Single and Buying a House

#1. Study Your Budget

Take a close look at your monthly expenses. Then, determine where your discretionary spending is going.

Be ready to sacrifice to purchase the home of your dreams. This sacrifice may be as simple as cutting back on expensive dinners or lunches. You could also hold off on purchasing a new car for a few more years. When you’re about to make these discretionary purchases, consider placing the money in savings toward a home purchase.

#2. Crunch the Numbers

When buying a house, you don’t just look at the down payment and price advertised by the home seller. You also have to consider other elements. If you’re buying a mobile home, for instance, you’ll need to take into account manufactured home insurance, monthly utility bills and the cost of maintenance and repairs.

Run a range of scenarios, talk things over with a trusted lender and make sure that your potential monthly payment on your house is manageable.

#3. Improve Your Credit Score

Increasing your credit score is important while you’re still single.
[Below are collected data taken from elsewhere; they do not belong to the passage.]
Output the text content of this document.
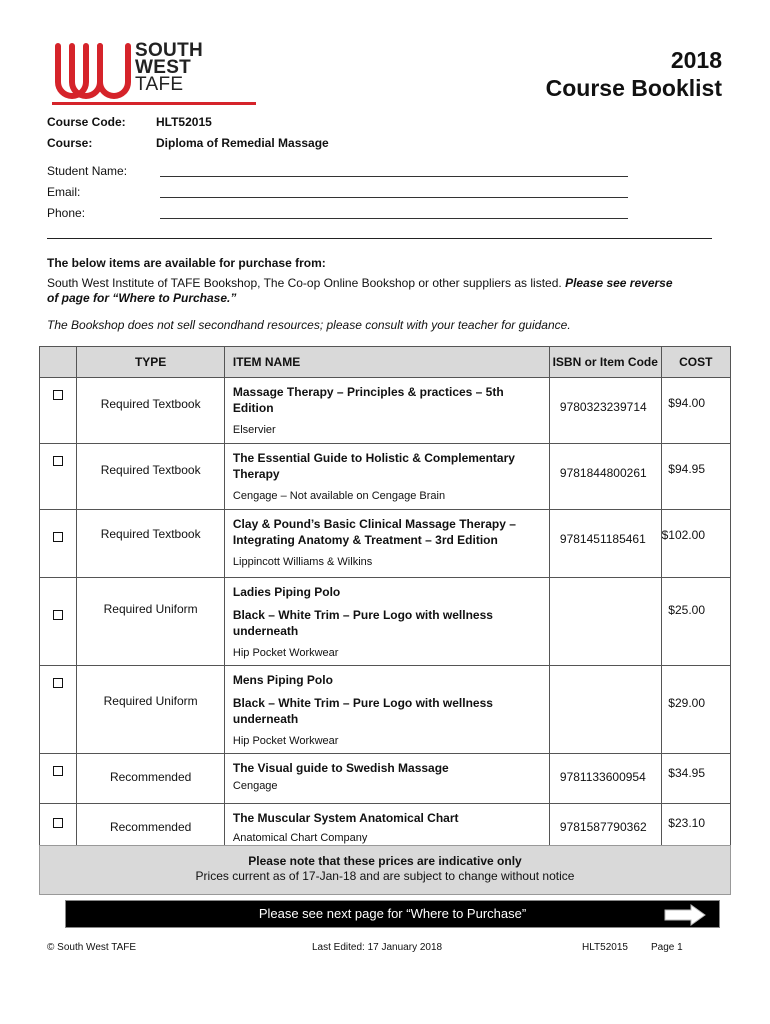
SOUTH
WEST
TAFE
2018
Course Booklist
Course Code:	HLT52015
Course:	Diploma of Remedial Massage
Student Name:
Email:
Phone:
The below items are available for purchase from:
South West Institute of TAFE Bookshop, The Co-op Online Bookshop or other suppliers as listed. Please see reverse
of page for “Where to Purchase.”
The Bookshop does not sell secondhand resources; please consult with your teacher for guidance.
	TYPE	ITEM NAME	ISBN or Item Code	COST
	Required Textbook	Massage Therapy – Principles & practices – 5th Edition
Elservier	9780323239714	$94.00
	Required Textbook	The Essential Guide to Holistic & Complementary Therapy
Cengage – Not available on Cengage Brain	9781844800261	$94.95
	Required Textbook	Clay & Pound’s Basic Clinical Massage Therapy – Integrating Anatomy & Treatment – 3rd Edition
Lippincott Williams & Wilkins	9781451185461	$102.00
	Required Uniform	Ladies Piping Polo
Black – White Trim – Pure Logo with wellness underneath
Hip Pocket Workwear		$25.00
	Required Uniform	Mens Piping Polo
Black – White Trim – Pure Logo with wellness underneath
Hip Pocket Workwear		$29.00
	Recommended	The Visual guide to Swedish Massage
Cengage	9781133600954	$34.95
	Recommended	The Muscular System Anatomical Chart
Anatomical Chart Company	9781587790362	$23.10
Please note that these prices are indicative only
Prices current as of 17-Jan-18 and are subject to change without notice
Please see next page for “Where to Purchase”
© South West TAFE	Last Edited: 17 January 2018	HLT52015 Page 1
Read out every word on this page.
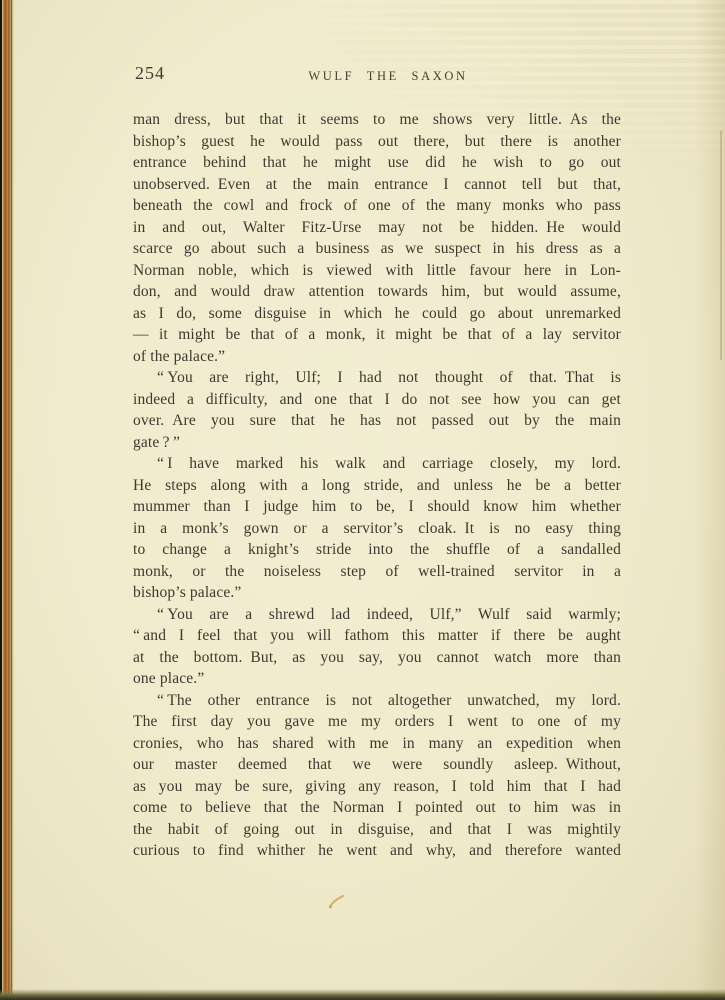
254	WULF THE SAXON
man dress, but that it seems to me shows very little. As the
bishop’s guest he would pass out there, but there is another
entrance behind that he might use did he wish to go out
unobserved. Even at the main entrance I cannot tell but that,
beneath the cowl and frock of one of the many monks who pass
in and out, Walter Fitz-Urse may not be hidden. He would
scarce go about such a business as we suspect in his dress as a
Norman noble, which is viewed with little favour here in Lon-
don, and would draw attention towards him, but would assume,
as I do, some disguise in which he could go about unremarked
— it might be that of a monk, it might be that of a lay servitor
of the palace.”
“ You are right, Ulf; I had not thought of that. That is
indeed a difficulty, and one that I do not see how you can get
over. Are you sure that he has not passed out by the main
gate ? ”
“ I have marked his walk and carriage closely, my lord.
He steps along with a long stride, and unless he be a better
mummer than I judge him to be, I should know him whether
in a monk’s gown or a servitor’s cloak. It is no easy thing
to change a knight’s stride into the shuffle of a sandalled
monk, or the noiseless step of well-trained servitor in a
bishop’s palace.”
“ You are a shrewd lad indeed, Ulf,” Wulf said warmly;
“ and I feel that you will fathom this matter if there be aught
at the bottom. But, as you say, you cannot watch more than
one place.”
“ The other entrance is not altogether unwatched, my lord.
The first day you gave me my orders I went to one of my
cronies, who has shared with me in many an expedition when
our master deemed that we were soundly asleep. Without,
as you may be sure, giving any reason, I told him that I had
come to believe that the Norman I pointed out to him was in
the habit of going out in disguise, and that I was mightily
curious to find whither he went and why, and therefore wanted
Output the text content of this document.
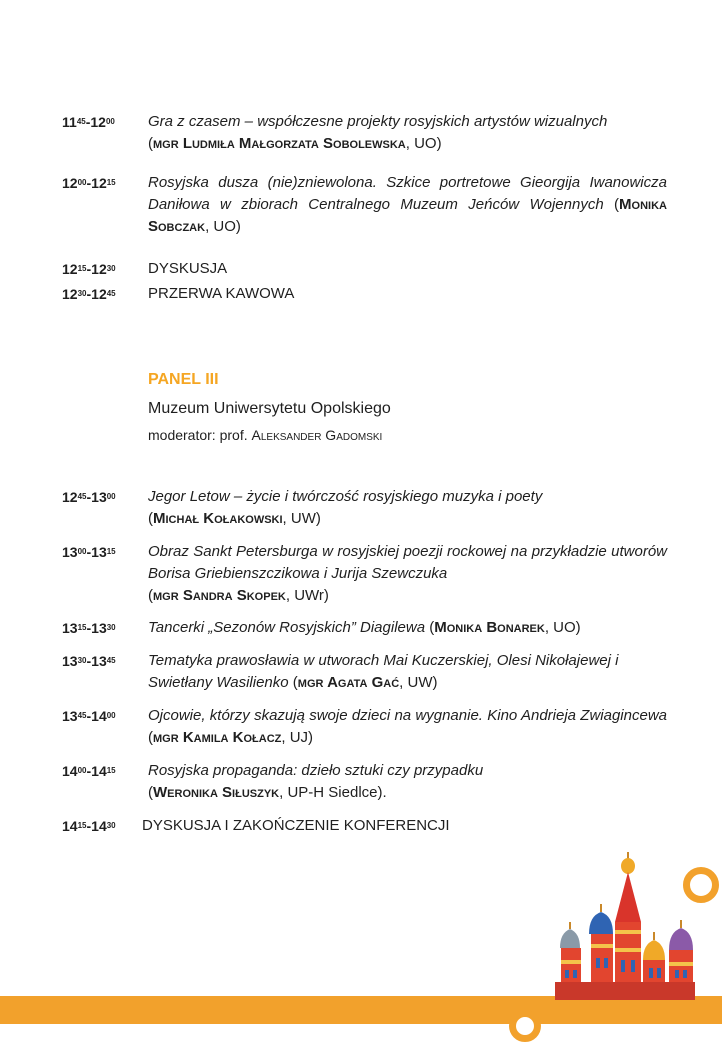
$11^{45}-12^{00}$	Gra z czasem – współczesne projekty rosyjskich artystów wizualnych
(mgr Ludmiła Małgorzata Sobolewska, UO)
$12^{00}-12^{15}$	Rosyjska dusza (nie)zniewolona. Szkice portretowe Gieorgija Iwanowicza Daniłowa w zbiorach Centralnego Muzeum Jeńców Wojennych (Monika Sobczak, UO)
$12^{15}-12^{30}$	DYSKUSJA
$12^{30}-12^{45}$	PRZERWA KAWOWA
PANEL III
Muzeum Uniwersytetu Opolskiego
moderator: prof. Aleksander Gadomski
$12^{45}-13^{00}$	Jegor Letow – życie i twórczość rosyjskiego muzyka i poety
(Michał Kołakowski, UW)
$13^{00}-13^{15}$	Obraz Sankt Petersburga w rosyjskiej poezji rockowej na przykładzie utworów Borisa Griebienszczikowa i Jurija Szewczuka
(mgr Sandra Skopek, UWr)
$13^{15}-13^{30}$	Tancerki „Sezonów Rosyjskich” Diagilewa (Monika Bonarek, UO)
$13^{30}-13^{45}$	Tematyka prawosławia w utworach Mai Kuczerskiej, Olesi Nikołajewej i Swietłany Wasilienko (mgr Agata Gać, UW)
$13^{45}-14^{00}$	Ojcowie, którzy skazują swoje dzieci na wygnanie. Kino Andrieja Zwiagincewa (mgr Kamila Kołacz, UJ)
$14^{00}-14^{15}$	Rosyjska propaganda: dzieło sztuki czy przypadku
(Weronika Siłuszyk, UP-H Siedlce).
$14^{15}-14^{30}$	DYSKUSJA I ZAKOŃCZENIE KONFERENCJI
Having a poor credit score can negatively affect your chances of securing a home loan. You have to remember that credit scores are not simply a measure of whether you have any debt or not, although clearing existing debt is a vital part of improving your credit score.

When raising your credit score, take note of these tips:

  • Take out fewer credit cards and loans. Less is more. Stick to a couple of credit cards, and you’re good to go.
  • Pay your bills on time. This includes loan repayments. You can make your life easier by automating your bills payment.
  • Consolidate credit cards and loans together. Instead of paying several outstanding balances, consolidate them into one or two balances.
  • Repay credit cards in full each month. Don’t settle for paying the minimum monthly due. You’ll incur interest charges, which is equivalent to throwing hard-earned money down the drain.

#4. Research the Housing Market

Nobody wants to regret purchasing a home. Whether your house turns out to be a money pit requiring a lot of work, or you’ve shelled out more than what the residential property is worth, researching the housing market is crucial.

When checking out a specific area, keep an eye out for multiple residential properties with the same number of fittings, fixtures, features and rooms that are close in size and type. This will provide you with an idea of what these homes are worth, and what you can expect to pay.

Remember that a mortgage is a long-term commitment. This isn’t something you can pay in a month or a year. You, therefore, should think long-term by going further with your market research.

If you’re not feeling confident about your DIY skills or looking to shell out cash on renovations, you’ll want to look for recently renovated homes or newly constructed ones that suit your style. This may be more costly than a fixer-upper, but you won’t have to spend a lot of money on major changes.

Alternatively, if you’re OK to get stuck in and give the home exterior and interior a facelift, you might save on the initial purchase. You, however, will want to look at the cost of remodeling. If the property is in dire straits, you might not get much of a return for your investment.

Being single should not discourage you from buying a house. Follow these suggestions to help you purchase the home that you want.